Three new Oireachtas members for Limerick

Nick Rabbitts


Nick Rabbitts

Three new Oireachtas members for Limerick

‘Deemed elected’ to Seanad Eireann: Limerick’s Paul Gavan

LIMERICK has an additional three representatives in the Houses of the Oireachtas this week following the Seanad elections.

Fine Gael’s Kieran O’Donnell and Maria Byrne were elected to the Upper House, and were joined by Castleconnell man, the Siptu official Paul Gavan, who was elected for Sinn Fein.

However, Cllrs Michael Collins, Fianna Fail, John Sheahan, Fine Gael, and Cian Prendiville, Anti-Austerity Alliance missed out on election to their respective panels – the latter at the final count.

The election of the former mayor of Limerick, Cllr Byrne to the Agricultural panel may end a more than 40 year connection between her family and council politics.

Her father, the late Bobby served on the old Limerick City Council  between 1974 and 1999, and was mayor on two occasions.

Maria then took his council seat, and has held it ever since, plus was Mayor of Limerick in 2010/11.

Speaking this Wednesday, after being elected to the agricultural panel at the 20th count, passing the quota of 93,667, Cllr Byrne said: “It has been quite a while since Limerick had a senator, and to have two of them now is a great achievement.”

The newly elected senator is hopeful for a spokespersonship in the Upper House, a role which will be given out if or when a new government is formed.
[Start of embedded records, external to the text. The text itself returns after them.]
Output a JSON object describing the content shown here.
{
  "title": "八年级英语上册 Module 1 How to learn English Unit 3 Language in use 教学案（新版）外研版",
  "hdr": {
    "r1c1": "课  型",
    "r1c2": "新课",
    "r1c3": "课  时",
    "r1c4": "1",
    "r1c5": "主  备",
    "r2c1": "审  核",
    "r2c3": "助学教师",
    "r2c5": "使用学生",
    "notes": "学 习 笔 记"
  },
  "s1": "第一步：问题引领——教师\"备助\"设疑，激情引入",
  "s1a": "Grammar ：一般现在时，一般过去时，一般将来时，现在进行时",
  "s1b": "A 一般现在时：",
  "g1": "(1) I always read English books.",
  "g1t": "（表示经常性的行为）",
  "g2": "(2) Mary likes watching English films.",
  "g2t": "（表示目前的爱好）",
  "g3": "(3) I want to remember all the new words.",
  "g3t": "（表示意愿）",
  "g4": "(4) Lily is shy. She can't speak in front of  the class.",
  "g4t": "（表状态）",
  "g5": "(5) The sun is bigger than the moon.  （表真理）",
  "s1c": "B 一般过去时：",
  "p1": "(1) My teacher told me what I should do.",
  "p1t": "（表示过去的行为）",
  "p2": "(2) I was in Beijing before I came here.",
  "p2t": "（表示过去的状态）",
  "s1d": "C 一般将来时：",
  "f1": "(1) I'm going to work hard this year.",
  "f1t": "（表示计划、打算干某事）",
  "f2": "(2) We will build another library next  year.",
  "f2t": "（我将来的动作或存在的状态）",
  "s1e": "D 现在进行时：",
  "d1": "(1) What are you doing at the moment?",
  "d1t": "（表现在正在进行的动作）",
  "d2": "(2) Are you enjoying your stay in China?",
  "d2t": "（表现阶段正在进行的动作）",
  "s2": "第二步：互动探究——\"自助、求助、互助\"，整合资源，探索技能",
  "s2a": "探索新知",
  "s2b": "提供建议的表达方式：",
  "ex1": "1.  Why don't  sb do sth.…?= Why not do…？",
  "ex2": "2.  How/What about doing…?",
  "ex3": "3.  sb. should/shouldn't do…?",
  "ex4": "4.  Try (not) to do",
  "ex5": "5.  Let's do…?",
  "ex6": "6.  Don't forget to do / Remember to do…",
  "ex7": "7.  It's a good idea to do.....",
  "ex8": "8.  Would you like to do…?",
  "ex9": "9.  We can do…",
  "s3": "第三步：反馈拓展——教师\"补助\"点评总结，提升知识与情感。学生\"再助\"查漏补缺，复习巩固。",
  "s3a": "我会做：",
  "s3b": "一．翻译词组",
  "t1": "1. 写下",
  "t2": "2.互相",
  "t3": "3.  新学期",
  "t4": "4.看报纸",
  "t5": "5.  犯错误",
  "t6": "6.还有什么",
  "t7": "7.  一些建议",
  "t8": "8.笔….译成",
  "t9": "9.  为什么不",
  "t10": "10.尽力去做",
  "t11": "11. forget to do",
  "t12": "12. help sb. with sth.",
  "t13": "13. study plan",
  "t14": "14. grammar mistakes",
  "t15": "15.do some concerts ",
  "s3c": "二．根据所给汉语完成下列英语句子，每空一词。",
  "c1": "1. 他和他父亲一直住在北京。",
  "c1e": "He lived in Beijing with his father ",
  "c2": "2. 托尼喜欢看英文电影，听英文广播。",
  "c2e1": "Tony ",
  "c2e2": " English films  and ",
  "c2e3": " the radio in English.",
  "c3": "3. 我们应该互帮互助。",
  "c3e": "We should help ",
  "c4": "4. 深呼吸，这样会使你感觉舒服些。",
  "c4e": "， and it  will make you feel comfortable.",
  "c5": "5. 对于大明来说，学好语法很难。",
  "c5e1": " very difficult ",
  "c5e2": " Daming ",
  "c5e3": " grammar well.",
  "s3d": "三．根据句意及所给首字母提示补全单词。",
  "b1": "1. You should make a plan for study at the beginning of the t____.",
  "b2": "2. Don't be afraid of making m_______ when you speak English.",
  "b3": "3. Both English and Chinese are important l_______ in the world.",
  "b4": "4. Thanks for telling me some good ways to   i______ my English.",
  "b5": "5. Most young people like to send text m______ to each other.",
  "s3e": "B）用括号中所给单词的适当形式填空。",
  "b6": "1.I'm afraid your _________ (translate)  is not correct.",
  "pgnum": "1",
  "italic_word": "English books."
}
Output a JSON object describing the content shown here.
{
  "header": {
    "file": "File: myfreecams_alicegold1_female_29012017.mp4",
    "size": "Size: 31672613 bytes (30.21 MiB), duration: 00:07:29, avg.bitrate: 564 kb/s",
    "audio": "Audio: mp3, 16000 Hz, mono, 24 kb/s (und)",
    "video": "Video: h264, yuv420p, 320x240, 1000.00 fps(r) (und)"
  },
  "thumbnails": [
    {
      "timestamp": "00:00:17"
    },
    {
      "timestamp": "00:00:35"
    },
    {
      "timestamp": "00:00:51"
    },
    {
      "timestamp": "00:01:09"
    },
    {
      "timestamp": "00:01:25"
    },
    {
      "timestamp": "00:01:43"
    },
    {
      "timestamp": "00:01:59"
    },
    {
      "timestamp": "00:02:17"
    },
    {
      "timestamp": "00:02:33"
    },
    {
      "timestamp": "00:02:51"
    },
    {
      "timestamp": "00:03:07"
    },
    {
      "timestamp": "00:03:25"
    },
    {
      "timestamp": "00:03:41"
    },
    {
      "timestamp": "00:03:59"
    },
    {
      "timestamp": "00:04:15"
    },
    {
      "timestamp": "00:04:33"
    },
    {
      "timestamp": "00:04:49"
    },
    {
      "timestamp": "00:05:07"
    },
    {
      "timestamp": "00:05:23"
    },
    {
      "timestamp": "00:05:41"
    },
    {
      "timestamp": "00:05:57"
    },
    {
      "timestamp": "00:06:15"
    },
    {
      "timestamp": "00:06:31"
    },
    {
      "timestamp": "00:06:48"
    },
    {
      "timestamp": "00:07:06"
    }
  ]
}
Cllr Byrne of O’Connell Avenue also brushed off criticism in some quarters of her presence on the Agricultural panel –  normally filled by rural politicians –  saying: “I would not have been able to run on the panel unless I qualified for it. That was decided by the clerk of the Seanad. For the few comments you get, there is the hundreds of congratulations messages and well-wishers.”

It is a case of second time lucky for the new senator, after missing out by a single vote to the same panel in 2007.

She said seeing other candidates miss out in similar circumstances this week brought the memory back to her.

Another politician who has put electoral defeat behind him was Kieran O’Donnell, who lost his Dail seat in February.

The Monaleen man said it is a “privilege” to represent Limerick City in the Seanad.

“The Seanad allows me the chance to continue to represent my constituency at a national level and raise matters of importance. I’d like to pursue a number of areas, including those of disabilitties. I’d like to promote the arts, particularly in a Limerick context.”

Mr O’Donnell also confirmed he would seek the Fine Gael nomination to run in the next general election, with Finance Minister Michael Noonan expected to retire.

Mr Gavan, Castleconnell, who was elected to the Labour panel, passed the quota at the second count, with a vote multiple of 94,095.

He admits he was surprised at how early he secured election, with his party taking the first two seats on the panel.

“I was surprised and really pleased. It was a whole new process for me. I could not figure out how it would go. We got terrific support from around the country, which is really appreciated.” Mr Gavan added: “I am still coming to terms with it really. I was nominated by Congress, and I think this is very important. I am really proud of that nomination. I will focus on workers rights, including highlighting the scandal of poverty pay in this country. I will also be campaigning for a living wage.”

Mr Gavan said he will represent the interests of local people in the Upper House as best he can.

“Limerick has been really hard hit in terms of austerity for the last number of years, so we will be campaigning, and I see myself as one extra voice to an already very strong Sinn Fein team.”

Unlike Dail elections, each Seanad vote is counted as 1,000, with various preferences being given a lower value based on the number.

This is to aid the redistribution of votes due to the small size of the electorate.